Influence of Microscopic Electric Field Enhancement on Microparticle Impact Phenomena Based on Fractal Modeling

• Published in: IEEE transactions on plasma science Vol. 45; no. 9; pp. 2588 - 2595
• Main Authors: Zhang, Yingyao, Xu, Xinye, Jin, Lijun, An, Zhenlian, Geng, Yingsan, Wang, Jianhua
• Format: Journal Article
• Language: English
• Published: New York IEEE 01.09.2017; The Institute of Electrical and Electronics Engineers, Inc. (IEEE)
• Subjects: Computational fluid dynamics; Computer simulation; Copper; Craters; Distortion; Electric contacts; Electric fields; Fluid flow; Fractal models; Fractal theory; Fractals; Hydrodynamics; impact phenomena; microparticle; Microparticles; microprotrusion; microscopic electric field; Microscopy; Modelling; Smooth particle hydrodynamics; Studies; Vacuum breakdown
• ISSN: 0093-3813; 1939-9375
• DOI: 10.1109/TPS.2017.2727542

The objective of this paper is to study the influence of microscopic electric field enhancement caused by microprotrusions on microparticle impact phenomena based on fractal modeling.

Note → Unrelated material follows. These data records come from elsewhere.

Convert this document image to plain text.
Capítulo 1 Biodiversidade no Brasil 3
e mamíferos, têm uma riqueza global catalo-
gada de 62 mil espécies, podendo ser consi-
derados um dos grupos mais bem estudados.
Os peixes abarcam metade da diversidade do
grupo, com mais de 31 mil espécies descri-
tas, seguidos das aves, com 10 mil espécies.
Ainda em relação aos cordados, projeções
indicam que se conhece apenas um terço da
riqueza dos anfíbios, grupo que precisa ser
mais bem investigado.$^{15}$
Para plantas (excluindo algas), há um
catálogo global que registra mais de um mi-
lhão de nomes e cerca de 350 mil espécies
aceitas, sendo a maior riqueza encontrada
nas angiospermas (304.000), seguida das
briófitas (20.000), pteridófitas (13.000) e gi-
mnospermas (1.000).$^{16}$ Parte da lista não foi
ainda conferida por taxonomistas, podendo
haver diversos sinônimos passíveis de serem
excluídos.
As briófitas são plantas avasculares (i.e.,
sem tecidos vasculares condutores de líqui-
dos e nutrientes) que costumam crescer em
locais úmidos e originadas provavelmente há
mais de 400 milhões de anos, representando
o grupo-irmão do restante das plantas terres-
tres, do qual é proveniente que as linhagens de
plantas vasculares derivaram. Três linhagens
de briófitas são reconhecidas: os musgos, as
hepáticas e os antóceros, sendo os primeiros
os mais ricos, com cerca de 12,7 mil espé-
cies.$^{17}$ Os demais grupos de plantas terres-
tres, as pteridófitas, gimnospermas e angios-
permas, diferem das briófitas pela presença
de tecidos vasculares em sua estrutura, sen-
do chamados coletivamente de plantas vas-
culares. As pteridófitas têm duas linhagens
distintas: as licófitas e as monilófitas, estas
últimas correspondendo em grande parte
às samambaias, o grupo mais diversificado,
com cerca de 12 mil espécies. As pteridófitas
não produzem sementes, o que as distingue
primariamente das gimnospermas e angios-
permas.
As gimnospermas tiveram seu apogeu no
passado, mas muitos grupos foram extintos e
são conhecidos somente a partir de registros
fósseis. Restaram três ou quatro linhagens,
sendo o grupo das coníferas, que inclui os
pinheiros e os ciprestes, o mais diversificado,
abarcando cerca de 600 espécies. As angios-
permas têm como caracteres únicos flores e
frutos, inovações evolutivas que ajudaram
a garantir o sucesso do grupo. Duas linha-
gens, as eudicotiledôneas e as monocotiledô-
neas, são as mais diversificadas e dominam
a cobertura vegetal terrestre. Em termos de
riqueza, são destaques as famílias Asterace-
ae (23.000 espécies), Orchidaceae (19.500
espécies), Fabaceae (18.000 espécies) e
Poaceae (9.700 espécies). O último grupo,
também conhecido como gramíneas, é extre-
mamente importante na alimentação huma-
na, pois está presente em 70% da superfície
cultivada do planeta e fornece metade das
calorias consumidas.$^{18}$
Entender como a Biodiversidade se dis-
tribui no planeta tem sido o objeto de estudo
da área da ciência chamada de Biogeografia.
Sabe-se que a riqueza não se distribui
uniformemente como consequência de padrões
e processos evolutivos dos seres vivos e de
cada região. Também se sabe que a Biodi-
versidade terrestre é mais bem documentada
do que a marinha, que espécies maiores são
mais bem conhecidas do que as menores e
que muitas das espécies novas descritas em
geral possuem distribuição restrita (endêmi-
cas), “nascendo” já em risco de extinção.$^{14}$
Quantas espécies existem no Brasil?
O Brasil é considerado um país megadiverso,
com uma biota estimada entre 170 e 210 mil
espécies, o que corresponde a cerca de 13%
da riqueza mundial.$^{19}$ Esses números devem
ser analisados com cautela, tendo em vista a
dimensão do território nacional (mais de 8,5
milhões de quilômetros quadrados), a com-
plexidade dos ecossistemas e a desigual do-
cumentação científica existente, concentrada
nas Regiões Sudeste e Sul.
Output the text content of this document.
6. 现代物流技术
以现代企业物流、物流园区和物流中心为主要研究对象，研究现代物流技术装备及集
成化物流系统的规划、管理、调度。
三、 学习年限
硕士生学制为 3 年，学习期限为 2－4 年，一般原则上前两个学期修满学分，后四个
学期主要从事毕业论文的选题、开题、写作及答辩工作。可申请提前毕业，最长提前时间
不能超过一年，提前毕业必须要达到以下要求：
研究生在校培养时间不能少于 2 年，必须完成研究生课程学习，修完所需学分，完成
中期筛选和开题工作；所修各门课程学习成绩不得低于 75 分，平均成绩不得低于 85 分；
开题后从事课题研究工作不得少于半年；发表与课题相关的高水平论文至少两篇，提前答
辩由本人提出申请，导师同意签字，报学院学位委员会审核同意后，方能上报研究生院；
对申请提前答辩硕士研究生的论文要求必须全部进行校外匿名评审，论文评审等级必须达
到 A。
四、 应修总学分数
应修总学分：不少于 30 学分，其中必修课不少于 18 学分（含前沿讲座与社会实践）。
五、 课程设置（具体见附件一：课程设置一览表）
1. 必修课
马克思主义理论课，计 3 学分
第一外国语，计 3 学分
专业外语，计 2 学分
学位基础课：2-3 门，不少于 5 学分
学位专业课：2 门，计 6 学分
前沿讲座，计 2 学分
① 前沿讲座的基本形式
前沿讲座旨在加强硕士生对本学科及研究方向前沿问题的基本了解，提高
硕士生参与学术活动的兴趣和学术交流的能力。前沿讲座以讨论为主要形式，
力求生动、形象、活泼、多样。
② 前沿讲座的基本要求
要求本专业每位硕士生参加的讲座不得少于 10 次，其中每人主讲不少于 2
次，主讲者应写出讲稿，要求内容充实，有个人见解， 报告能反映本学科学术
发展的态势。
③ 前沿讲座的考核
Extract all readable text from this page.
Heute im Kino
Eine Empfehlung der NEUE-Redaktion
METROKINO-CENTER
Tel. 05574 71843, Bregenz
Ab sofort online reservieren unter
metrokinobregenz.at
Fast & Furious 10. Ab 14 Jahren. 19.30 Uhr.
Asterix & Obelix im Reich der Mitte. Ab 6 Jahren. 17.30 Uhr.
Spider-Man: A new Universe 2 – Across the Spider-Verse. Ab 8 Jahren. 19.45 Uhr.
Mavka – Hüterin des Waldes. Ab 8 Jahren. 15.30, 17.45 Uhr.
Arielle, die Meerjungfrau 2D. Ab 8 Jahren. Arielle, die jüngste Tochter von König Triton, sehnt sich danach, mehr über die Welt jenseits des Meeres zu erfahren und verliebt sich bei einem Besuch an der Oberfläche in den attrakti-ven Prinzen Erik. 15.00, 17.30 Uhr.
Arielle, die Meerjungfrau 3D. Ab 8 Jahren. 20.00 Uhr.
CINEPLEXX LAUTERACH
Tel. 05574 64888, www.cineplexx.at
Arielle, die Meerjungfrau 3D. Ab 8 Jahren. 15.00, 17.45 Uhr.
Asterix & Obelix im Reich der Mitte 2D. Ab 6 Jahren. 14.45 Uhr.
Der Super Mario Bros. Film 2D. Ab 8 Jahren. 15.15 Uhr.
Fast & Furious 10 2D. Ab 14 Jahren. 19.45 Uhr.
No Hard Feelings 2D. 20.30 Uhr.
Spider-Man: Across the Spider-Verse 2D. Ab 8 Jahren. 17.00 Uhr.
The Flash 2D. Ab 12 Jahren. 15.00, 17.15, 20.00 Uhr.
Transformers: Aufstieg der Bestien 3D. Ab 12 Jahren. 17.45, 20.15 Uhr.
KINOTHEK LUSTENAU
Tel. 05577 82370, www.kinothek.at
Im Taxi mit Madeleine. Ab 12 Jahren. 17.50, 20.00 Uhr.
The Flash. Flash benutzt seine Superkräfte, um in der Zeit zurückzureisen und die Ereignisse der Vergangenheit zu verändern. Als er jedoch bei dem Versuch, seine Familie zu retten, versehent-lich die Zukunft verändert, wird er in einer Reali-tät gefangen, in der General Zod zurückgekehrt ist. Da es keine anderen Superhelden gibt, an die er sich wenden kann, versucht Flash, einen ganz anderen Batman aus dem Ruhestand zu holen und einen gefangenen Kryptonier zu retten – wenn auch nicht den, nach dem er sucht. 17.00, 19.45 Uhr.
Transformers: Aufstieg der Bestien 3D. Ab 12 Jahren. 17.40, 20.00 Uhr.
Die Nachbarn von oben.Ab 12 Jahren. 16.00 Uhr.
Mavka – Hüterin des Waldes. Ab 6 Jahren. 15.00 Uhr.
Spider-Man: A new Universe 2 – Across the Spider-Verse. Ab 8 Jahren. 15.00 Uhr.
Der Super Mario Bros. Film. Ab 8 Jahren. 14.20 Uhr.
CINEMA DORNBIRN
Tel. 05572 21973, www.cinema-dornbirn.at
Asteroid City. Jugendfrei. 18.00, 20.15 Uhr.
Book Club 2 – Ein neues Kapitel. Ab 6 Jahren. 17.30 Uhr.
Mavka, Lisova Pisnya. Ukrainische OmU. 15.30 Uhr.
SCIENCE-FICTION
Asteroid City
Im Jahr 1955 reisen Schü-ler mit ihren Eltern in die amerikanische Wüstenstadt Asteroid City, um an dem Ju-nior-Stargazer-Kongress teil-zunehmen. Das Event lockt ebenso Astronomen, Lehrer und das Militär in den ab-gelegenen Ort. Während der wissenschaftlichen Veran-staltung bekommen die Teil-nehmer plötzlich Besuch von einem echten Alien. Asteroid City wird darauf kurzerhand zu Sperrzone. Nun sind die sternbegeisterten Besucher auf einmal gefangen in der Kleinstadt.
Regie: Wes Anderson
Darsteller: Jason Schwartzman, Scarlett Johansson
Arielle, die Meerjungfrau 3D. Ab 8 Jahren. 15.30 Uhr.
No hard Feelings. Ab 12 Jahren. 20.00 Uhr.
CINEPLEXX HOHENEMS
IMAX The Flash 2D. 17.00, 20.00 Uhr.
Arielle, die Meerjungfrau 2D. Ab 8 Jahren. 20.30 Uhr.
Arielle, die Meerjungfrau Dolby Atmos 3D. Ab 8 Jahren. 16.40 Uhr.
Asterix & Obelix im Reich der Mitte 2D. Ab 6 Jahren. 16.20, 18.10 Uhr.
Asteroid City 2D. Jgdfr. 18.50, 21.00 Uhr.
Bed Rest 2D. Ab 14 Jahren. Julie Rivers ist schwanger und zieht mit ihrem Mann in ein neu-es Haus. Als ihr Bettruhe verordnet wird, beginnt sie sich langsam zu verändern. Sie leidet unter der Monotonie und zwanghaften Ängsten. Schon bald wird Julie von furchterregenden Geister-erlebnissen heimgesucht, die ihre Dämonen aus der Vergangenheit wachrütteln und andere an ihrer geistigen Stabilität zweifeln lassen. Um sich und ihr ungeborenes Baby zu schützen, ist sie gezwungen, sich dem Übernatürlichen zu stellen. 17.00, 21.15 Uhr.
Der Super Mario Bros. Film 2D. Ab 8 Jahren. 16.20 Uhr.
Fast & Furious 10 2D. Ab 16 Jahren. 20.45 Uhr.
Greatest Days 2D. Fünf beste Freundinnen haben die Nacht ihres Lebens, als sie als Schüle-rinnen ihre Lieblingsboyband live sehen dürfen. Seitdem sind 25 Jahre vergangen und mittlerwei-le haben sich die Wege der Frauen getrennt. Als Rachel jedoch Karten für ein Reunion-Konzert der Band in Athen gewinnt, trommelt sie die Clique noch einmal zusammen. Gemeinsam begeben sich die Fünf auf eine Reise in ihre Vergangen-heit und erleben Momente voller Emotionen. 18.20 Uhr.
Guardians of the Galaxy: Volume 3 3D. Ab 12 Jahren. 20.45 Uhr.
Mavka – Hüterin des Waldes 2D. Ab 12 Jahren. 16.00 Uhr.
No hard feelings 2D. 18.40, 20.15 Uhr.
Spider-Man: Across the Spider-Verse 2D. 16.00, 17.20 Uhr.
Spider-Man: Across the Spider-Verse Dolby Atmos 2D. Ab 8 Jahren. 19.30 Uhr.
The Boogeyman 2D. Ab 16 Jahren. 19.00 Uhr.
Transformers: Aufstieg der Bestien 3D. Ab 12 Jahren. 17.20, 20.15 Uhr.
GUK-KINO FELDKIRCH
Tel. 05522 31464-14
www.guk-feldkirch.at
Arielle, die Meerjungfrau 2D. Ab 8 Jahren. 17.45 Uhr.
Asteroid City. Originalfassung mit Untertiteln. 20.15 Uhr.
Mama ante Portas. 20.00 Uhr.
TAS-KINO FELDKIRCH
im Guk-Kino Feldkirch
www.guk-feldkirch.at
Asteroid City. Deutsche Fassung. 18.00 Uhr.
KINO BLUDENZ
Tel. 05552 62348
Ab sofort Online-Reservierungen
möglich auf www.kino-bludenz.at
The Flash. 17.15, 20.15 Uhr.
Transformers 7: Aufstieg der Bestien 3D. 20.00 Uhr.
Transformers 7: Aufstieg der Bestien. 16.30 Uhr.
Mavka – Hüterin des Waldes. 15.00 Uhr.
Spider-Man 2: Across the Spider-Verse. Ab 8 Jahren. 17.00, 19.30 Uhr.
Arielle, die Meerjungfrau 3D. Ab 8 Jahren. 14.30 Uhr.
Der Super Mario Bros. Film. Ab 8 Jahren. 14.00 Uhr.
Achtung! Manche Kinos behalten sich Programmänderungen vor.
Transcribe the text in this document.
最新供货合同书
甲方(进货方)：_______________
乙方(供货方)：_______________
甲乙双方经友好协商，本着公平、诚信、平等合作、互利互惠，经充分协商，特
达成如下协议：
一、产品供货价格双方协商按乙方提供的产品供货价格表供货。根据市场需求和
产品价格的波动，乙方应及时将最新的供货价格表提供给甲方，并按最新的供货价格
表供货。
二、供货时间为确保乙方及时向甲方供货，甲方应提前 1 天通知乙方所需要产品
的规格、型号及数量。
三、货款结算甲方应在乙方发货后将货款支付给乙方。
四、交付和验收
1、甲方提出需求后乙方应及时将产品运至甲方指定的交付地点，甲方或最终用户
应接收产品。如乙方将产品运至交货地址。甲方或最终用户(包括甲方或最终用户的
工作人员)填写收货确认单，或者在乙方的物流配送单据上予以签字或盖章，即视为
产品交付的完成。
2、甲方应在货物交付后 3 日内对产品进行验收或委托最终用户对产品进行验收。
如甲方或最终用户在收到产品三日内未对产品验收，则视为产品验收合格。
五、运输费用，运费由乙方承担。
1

In this paper, microprotrusions with a radius of 5 μm and heights 0, 1, 2, 5, and 10 μm are considered, according to the height-width ratios 0, 0.2, 0.4, 1, and 2, respectively. The microparticles and contacts are assumed to be made of copper. The radius of the microparticle is assumed to be 0.1 μm and the applied voltage is 60 kV. First, microprotrusions with different height-width ratios are modeled based on fractal theory. Then, the microscopic electric field distortions caused by microprotrusions on the contact surface are simulated based on fractal models of microprotrusions. The impact velocities of microparticles under different cases are calculated based on basic microparticle theories. Finally, the microparticle impact phenomena are simulated using the smoothed particle hydrodynamics method under the microscopic electric field caused by microprotrusions on the contact surface. The results show that the microscopic electric field enhancement caused by microprotrusions will have a significant influence on impact velocities, the characteristics of secondary particles, and the craters produced on the target contact surface. The results of this paper may provide some useful information to further understand the vacuum breakdown initiated by microparticles.